What are the tools needed for a project management system? A work definition policy and format, a scheduling procedure, a resource budgeting methodology and format, a real time data collection/reporting system, a material control and accountability subsystem, a change control subsystem, and a monthly formal status review format to be used by senior management.
What should the project manager look for in a scheduling system? The three basic elements that the project scheduling systems should provide are; a common basis for communication at all operational levels of the project, a basis for regular status reporting, the use of the management by exception technique.
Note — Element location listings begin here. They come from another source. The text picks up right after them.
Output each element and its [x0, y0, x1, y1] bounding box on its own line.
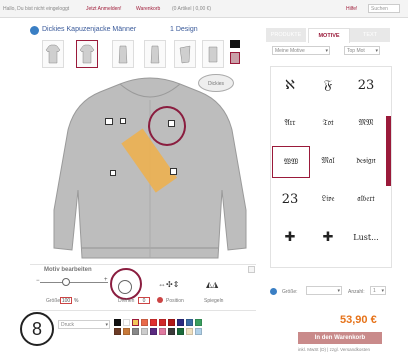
motif-item[interactable]: 𝔚𝔚 — [272, 146, 310, 178]
color-swatch[interactable] — [141, 319, 148, 326]
motif-item[interactable]: 𝔞𝔩𝔟𝔢𝔯𝔱 — [348, 184, 384, 214]
help-link[interactable]: Hilfe! — [346, 6, 357, 12]
motif-item[interactable]: 𝔏𝔦𝔳𝔢 — [310, 184, 346, 214]
size-slider[interactable] — [40, 282, 108, 283]
scrollbar[interactable] — [386, 116, 391, 186]
handle-top-icon[interactable] — [120, 118, 126, 124]
size-select-label: Größe: — [282, 289, 298, 295]
motif-item[interactable]: 23 — [272, 184, 308, 214]
cart-link[interactable]: Warenkorb — [136, 6, 160, 12]
color-swatch[interactable] — [177, 319, 184, 326]
highlight-circle — [148, 106, 186, 146]
color-swatch[interactable] — [132, 328, 139, 335]
mirror-icon[interactable]: ◭◮ — [206, 280, 218, 289]
size-info-icon[interactable] — [270, 288, 277, 295]
motif-item[interactable]: Lust... — [348, 222, 384, 252]
minus-icon[interactable]: − — [36, 278, 40, 284]
view-thumb-left[interactable] — [112, 40, 134, 68]
info-icon[interactable] — [30, 26, 39, 35]
print-method-select[interactable]: Druck — [58, 320, 110, 329]
delete-handle-icon[interactable] — [105, 118, 113, 125]
color-swatch[interactable] — [150, 319, 157, 326]
view-thumb-detail[interactable] — [202, 40, 224, 68]
motif-item[interactable]: 𝔄𝔯𝔯 — [272, 108, 308, 138]
view-thumb-front[interactable] — [42, 40, 64, 68]
position-label: Position — [166, 298, 184, 304]
size-slider-handle[interactable] — [62, 278, 70, 286]
mirror-label: Spiegeln — [204, 298, 224, 304]
size-select[interactable] — [306, 286, 342, 295]
greeting-text: Hallo, Du bist nicht eingeloggt — [3, 6, 70, 12]
motif-item[interactable]: 𝔗𝔬𝔱 — [310, 108, 346, 138]
color-selected-chip[interactable] — [230, 52, 240, 64]
vat-note: inkl. MwSt (D) | zzgl. Versandkosten — [298, 347, 370, 352]
collapse-icon[interactable] — [248, 266, 255, 273]
tab-text[interactable]: TEXT — [350, 28, 390, 42]
brand-logo: Dickies — [198, 74, 234, 92]
color-swatch[interactable] — [186, 319, 193, 326]
resize-handle-icon[interactable] — [170, 168, 177, 175]
rotate-value-input[interactable]: 0 — [138, 297, 150, 304]
quantity-label: Anzahl: — [348, 289, 365, 295]
motif-item[interactable]: 𝔐𝔐 — [348, 108, 384, 138]
quantity-select[interactable]: 1 — [370, 286, 386, 295]
add-to-cart-button[interactable]: In den Warenkorb — [298, 332, 382, 344]
search-input[interactable]: Suchen — [368, 4, 400, 13]
color-swatch[interactable] — [114, 319, 121, 326]
hoodie-preview[interactable] — [50, 70, 250, 270]
size-unit: % — [74, 298, 79, 304]
motif-item[interactable]: ✚ — [310, 222, 346, 252]
login-link[interactable]: Jetzt Anmelden! — [86, 6, 122, 12]
view-thumb-right[interactable] — [144, 40, 166, 68]
motif-item[interactable]: 23 — [348, 70, 384, 100]
top-bar: Hallo, Du bist nicht eingeloggt Jetzt An… — [0, 0, 408, 18]
cart-count: (0 Artikel | 0,00 €) — [172, 6, 212, 12]
edit-title: Motiv bearbeiten — [44, 267, 92, 273]
color-swatch[interactable] — [141, 328, 148, 335]
tab-motifs[interactable]: MOTIVE — [308, 28, 350, 43]
motif-item[interactable]: 𝔡𝔢𝔰𝔦𝔤𝔫 — [348, 146, 384, 176]
view-thumb-back[interactable] — [76, 40, 98, 68]
color-swatch[interactable] — [150, 328, 157, 335]
color-swatch[interactable] — [168, 328, 175, 335]
motif-item[interactable]: ✚ — [272, 222, 308, 252]
motif-sort-select[interactable]: Top Mot — [344, 46, 380, 55]
motif-item[interactable]: 𝔉 — [310, 70, 346, 100]
color-swatch[interactable] — [195, 328, 202, 335]
color-swatch[interactable] — [159, 328, 166, 335]
color-swatch[interactable] — [132, 319, 139, 326]
view-thumb-sleeve[interactable] — [174, 40, 196, 68]
price: 53,90 € — [340, 314, 377, 326]
color-black-chip[interactable] — [230, 40, 240, 48]
size-value-input[interactable]: 100 — [60, 297, 72, 304]
motif-item[interactable]: ℵ — [272, 70, 308, 100]
color-swatch[interactable] — [186, 328, 193, 335]
motif-category-select[interactable]: Meine Motive — [272, 46, 330, 55]
product-name[interactable]: Dickies Kapuzenjacke Männer — [42, 26, 136, 33]
divider — [30, 264, 256, 265]
position-icon[interactable] — [157, 297, 163, 303]
color-swatch[interactable] — [159, 319, 166, 326]
plus-icon[interactable]: + — [104, 277, 108, 283]
handle-bottom-icon[interactable] — [110, 170, 116, 176]
color-swatch[interactable] — [114, 328, 121, 335]
design-count: 1 Design — [170, 26, 198, 33]
move-arrows-icon[interactable]: ⇔✣⇕ — [158, 280, 179, 289]
motif-item[interactable]: 𝔐𝔞𝔩 — [310, 146, 346, 176]
size-label: Größe — [46, 298, 61, 304]
rotate-dial[interactable] — [118, 280, 132, 294]
color-swatch[interactable] — [123, 319, 130, 326]
rotate-label: Drehen — [118, 298, 135, 304]
color-swatch[interactable] — [168, 319, 175, 326]
tab-products[interactable]: PRODUKTE — [266, 28, 306, 42]
color-swatch[interactable] — [177, 328, 184, 335]
color-swatch[interactable] — [195, 319, 202, 326]
color-swatch[interactable] — [123, 328, 130, 335]
step-badge: 8 — [20, 312, 54, 346]
divider — [30, 310, 256, 311]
What is a Work Breakdown Structure (WBS)? The work breakdown structure defines the total project. A work breakdown structure is a product oriented, family tree composed of hardware elements, software elements, and service elements. The work breakdown structure relates project elements or work scope definitions to each other and to the end product. The work breakdown structure is not an organization chart of company personnel.
Why use delegation? Although delegating is one of the most difficult aspects of any management job, there are many important benefits derived by the organization as well as the manager when tasks and responsibilities are properly delegated. Through delegation, you can ease the job of managing and thereby increase your own effectiveness and that of the work group.
What are the benefits of delegation to the manager? Everybody wins with effective delegation, but delegation is especially important if you want to survive and grow in an organization. Here is how delegation can help the manager:
How does delegation help decision making? Effective delegation makes for faster, more effective decision making. An organization is most responsive to change in the environment when decisions are made by those individuals closest to the problems; that is, responsibility and decision making are pushed further down in an organization. Individuals closest to the problem have the most information on which to base an intelligent decision. Decision making can be achieved more expediently through delegation, thus allowing the organization to be more responsive and hence more competitive. When team members participate in decision making there is an increase in employee motivation, morale, and job performance. The greater the employee participation, the greater the employee commitment to the job and the organization! Increases flexibility of operations.
Effective delegation trains many people to do the same assignments. This overlap allows for greater flexibility of work assignments. When someone is absent or a crisis requires people to assist with tasks not regularly a part of their jobs, they will already be familiar with the assignment. Delegation prepares more individuals for promotion or rotation of responsibilities. And it allows you to appoint someone to supervise the work group when you're absent.